Adaption by the Federal Court of Justice
In the last months, the BGH has decided the first cases on the basis of the new GmbH Act. The court adheres to the principles of the reform, however, it underscores that the amended GmbH Act has created significant new liability issues in particular for managing directors.

In the MPS case in December 2008 the court indicated that it would follow the balance sheet approach of the MoMiG and allow upstream payments, if the company in turn receives a fully valued repayment claim. Nevertheless, the court emphasized the duty of the managing directors to monitor upstream loans continuously. Once the creditworthiness of the shareholder is impaired, managing directors must secure the GmbH’s interests by demanding security or by accelerating the loan, or else they incur liability themselves.

The Cash Pool II-decision from July 2009 applies the new provisions of the GmbH Act cited above under (i) and (ii) to a zero balancing cash pool in which the contributing shareholder was also the cash manager and account holder of the settlement account. The BGH explains that to the extent the GmbH has a negative balance on the settlement account to which the capital contribution is paid, the GmbH does not receive a cash contribution but a release from its debt. This constitutes an undisclosed contribution in kind (verdeckte Sacheinlage). The shareholder’s remaining obligation to make a cash contribution is reduced by the value of this contribution in kind which depends on the creditworthiness of the GmbH.

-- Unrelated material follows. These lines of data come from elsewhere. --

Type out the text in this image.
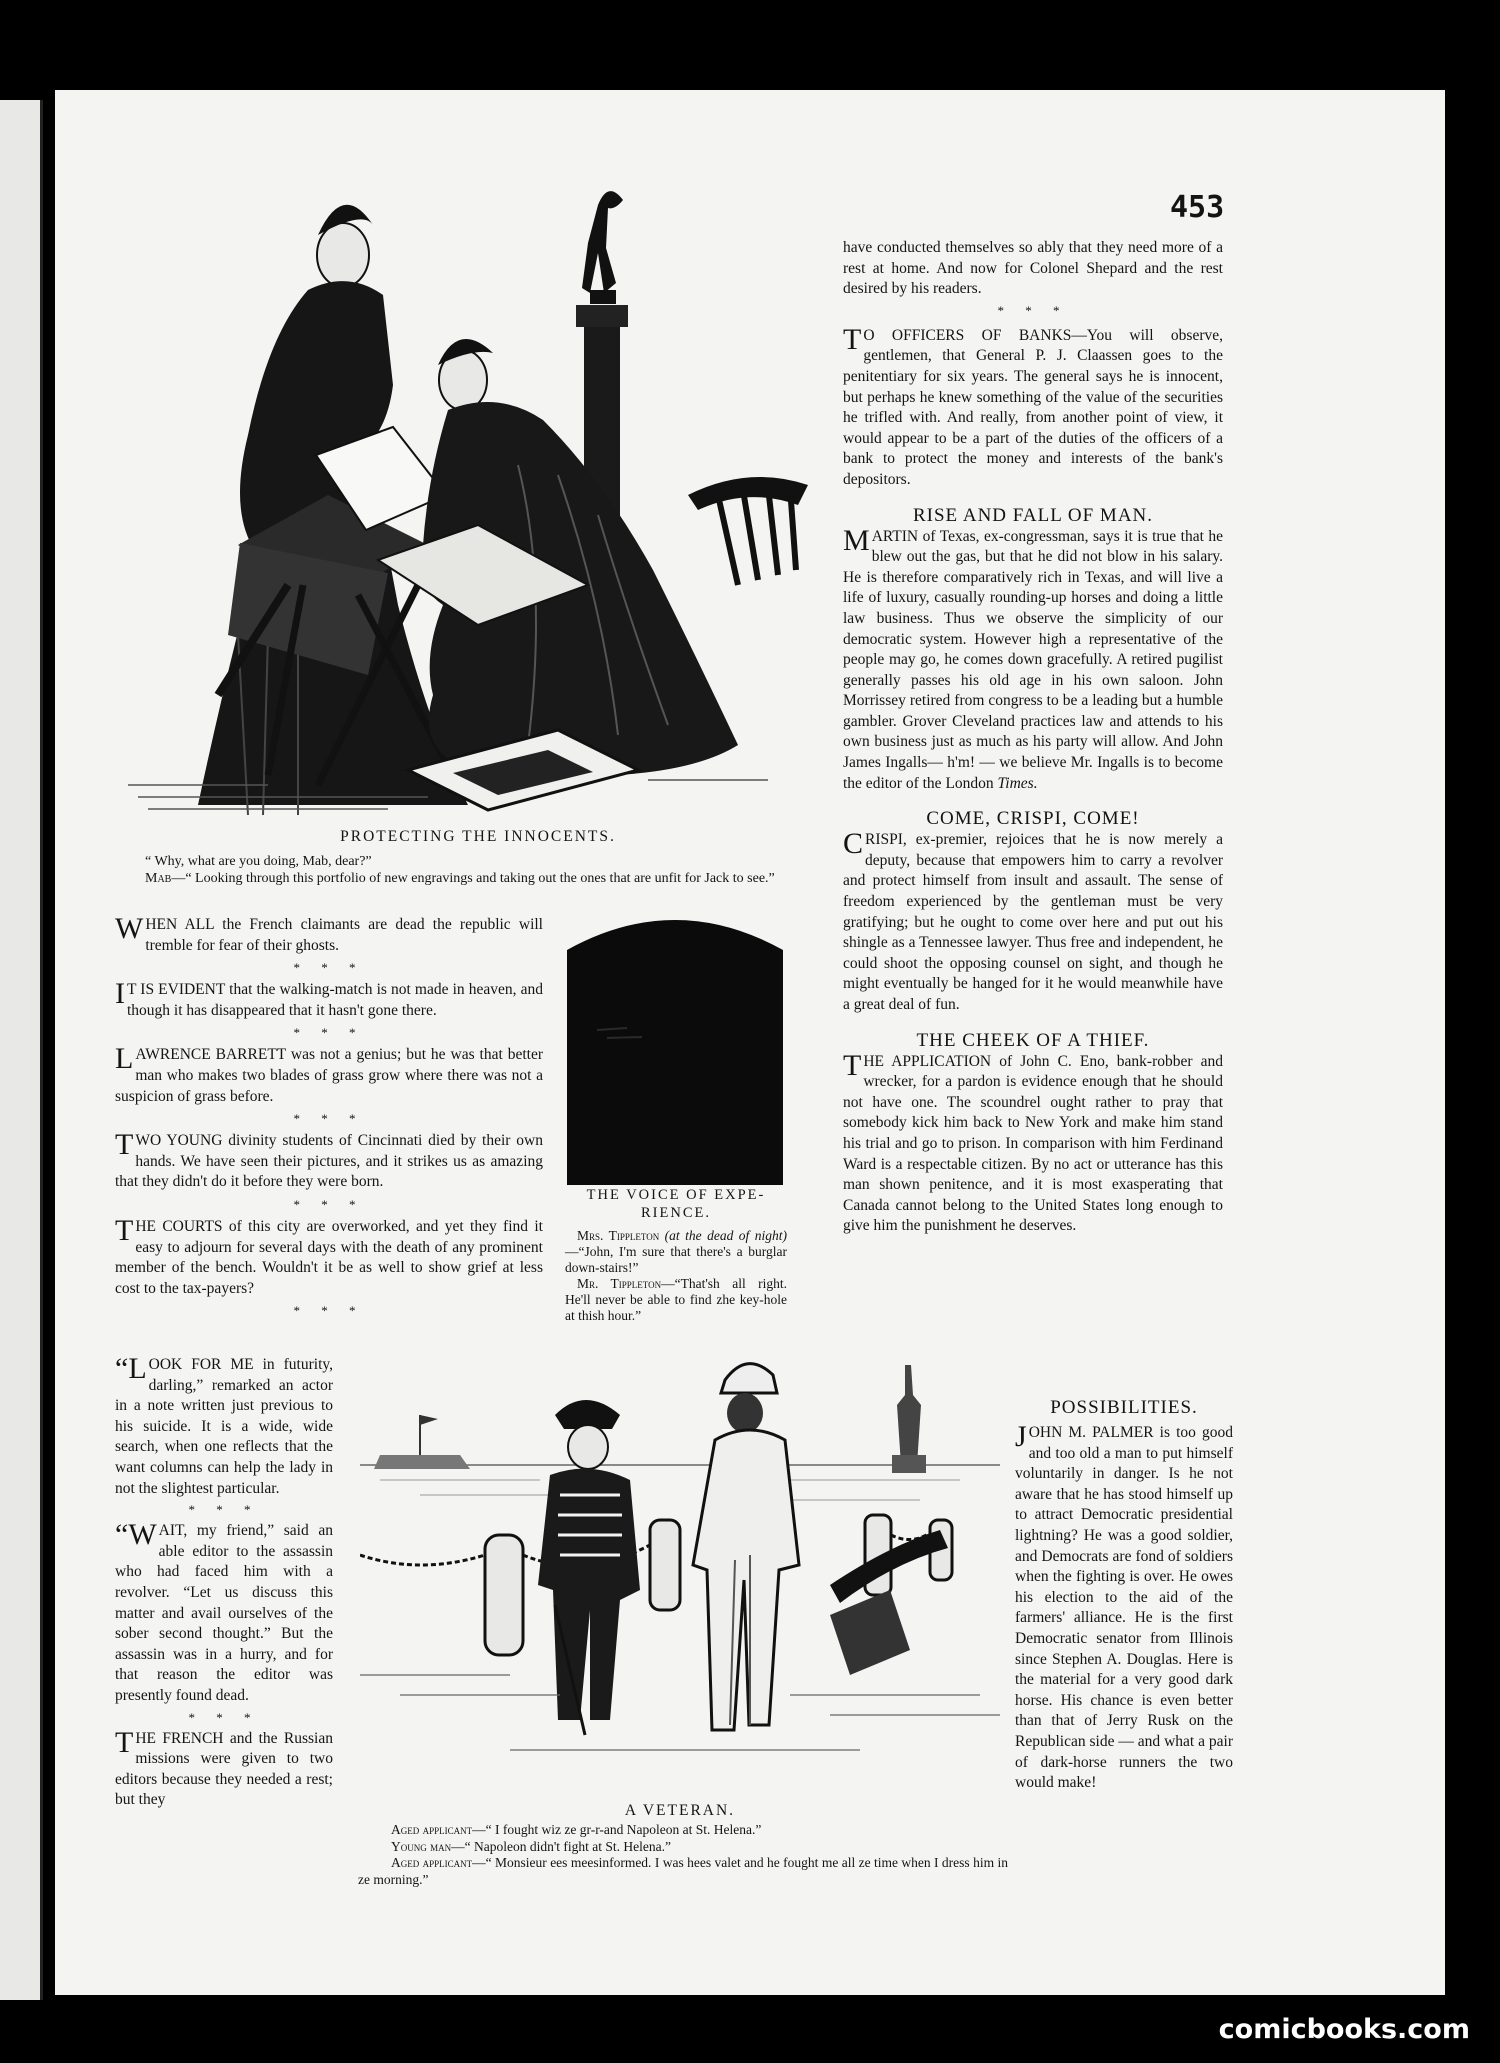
453
PROTECTING THE INNOCENTS.
“ Why, what are you doing, Mab, dear?”
Mab—“ Looking through this portfolio of new engravings and taking out the ones that are unfit for Jack to see.”

WHEN ALL the French claimants are dead the republic will tremble for fear of their ghosts.

* * *

I T IS EVIDENT that the walking-match is not made in heaven, and though it has disappeared that it hasn't gone there.

* * *

LAWRENCE BARRETT was not a genius; but he was that better man who makes two blades of grass grow where there was not a suspicion of grass before.

* * *

TWO YOUNG divinity students of Cincinnati died by their own hands. We have seen their pictures, and it strikes us as amazing that they didn't do it before they were born.

* * *

THE COURTS of this city are overworked, and yet they find it easy to adjourn for several days with the death of any prominent member of the bench. Wouldn't it be as well to show grief at less cost to the tax-payers?

* * *

“LOOK FOR ME in futurity, darling,” remarked an actor in a note written just previous to his suicide. It is a wide, wide search, when one reflects that the want columns can help the lady in not the slightest particular.

* * *

“WAIT, my friend,” said an able editor to the assassin who had faced him with a revolver. “Let us discuss this matter and avail ourselves of the sober second thought.” But the assassin was in a hurry, and for that reason the editor was presently found dead.

* * *

THE FRENCH and the Russian missions were given to two editors because they needed a rest; but they

THE VOICE OF EXPE-RIENCE.
Mrs. Tippleton (at the dead of night)—“John, I'm sure that there's a burglar down-stairs!”
Mr. Tippleton—“That'sh all right. He'll never be able to find zhe key-hole at thish hour.”
A VETERAN.
Aged applicant—“ I fought wiz ze gr-r-and Napoleon at St. Helena.”
Young man—“ Napoleon didn't fight at St. Helena.”
Aged applicant—“ Monsieur ees meesinformed. I was hees valet and he fought me all ze time when I dress him in ze morning.”

have conducted themselves so ably that they need more of a rest at home. And now for Colonel Shepard and the rest desired by his readers.

* * *

T O OFFICERS OF BANKS—You will observe, gentlemen, that General P. J. Claassen goes to the penitentiary for six years. The general says he is innocent, but perhaps he knew something of the value of the securities he trifled with. And really, from another point of view, it would appear to be a part of the duties of the officers of a bank to protect the money and interests of the bank's depositors.

RISE AND FALL OF MAN.

MARTIN of Texas, ex-congressman, says it is true that he blew out the gas, but that he did not blow in his salary. He is therefore comparatively rich in Texas, and will live a life of luxury, casually rounding-up horses and doing a little law business. Thus we observe the simplicity of our democratic system. However high a representative of the people may go, he comes down gracefully. A retired pugilist generally passes his old age in his own saloon. John Morrissey retired from congress to be a leading but a humble gambler. Grover Cleveland practices law and attends to his own business just as much as his party will allow. And John James Ingalls— h'm! — we believe Mr. Ingalls is to become the editor of the London Times.

COME, CRISPI, COME!

CRISPI, ex-premier, rejoices that he is now merely a deputy, because that empowers him to carry a revolver and protect himself from insult and assault. The sense of freedom experienced by the gentleman must be very gratifying; but he ought to come over here and put out his shingle as a Tennessee lawyer. Thus free and independent, he could shoot the opposing counsel on sight, and though he might eventually be hanged for it he would meanwhile have a great deal of fun.

THE CHEEK OF A THIEF.

THE APPLICATION of John C. Eno, bank-robber and wrecker, for a pardon is evidence enough that he should not have one. The scoundrel ought rather to pray that somebody kick him back to New York and make him stand his trial and go to prison. In comparison with him Ferdinand Ward is a respectable citizen. By no act or utterance has this man shown penitence, and it is most exasperating that Canada cannot belong to the United States long enough to give him the punishment he deserves.

POSSIBILITIES.

JOHN M. PALMER is too good and too old a man to put himself voluntarily in danger. Is he not aware that he has stood himself up to attract Democratic presidential lightning? He was a good soldier, and Democrats are fond of soldiers when the fighting is over. He owes his election to the aid of the farmers' alliance. He is the first Democratic senator from Illinois since Stephen A. Douglas. Here is the material for a very good dark horse. His chance is even better than that of Jerry Rusk on the Republican side — and what a pair of dark-horse runners the two would make!

comicbooks.com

If, however, the account balance was not negative, the shareholder’s contribution to the settlement account is considered a loan by the GmbH to the shareholder and, thus, a direct retransfer to the contributing shareholder (Hin- und Herzahlen). In the Cash Pool II-case the GmbH’s repayment claim was neither due and payable nor could it be rendered due and payable at any time. Consequently, the shareholder would have to make the contribution again.

As in the Quivive-decision in February 2009, the BGH insists in Cash Pool II that – in addition to the above stated requirements – a contribution can only be valid despite of a Hin- und Herzahlen if the managing director discloses the Hin- und Herzahlen (i.e. the cash pool) to the register at the filing of the formation or the capital increase of the GmbH (section 19 para. 5 sent. 2). In practice, most managing directors will not even be aware of the legal qualification of a contribution as Hin- und Herzahlen, although the failure to disclose may lead to civil and criminal liability.

The recent decisions highlight only some of the unknown liabilities for managing directors in particular. In sum, the reform has clarified some overly rigid case law, but cash pooling remains a risky business for shareholders and managing directors alike.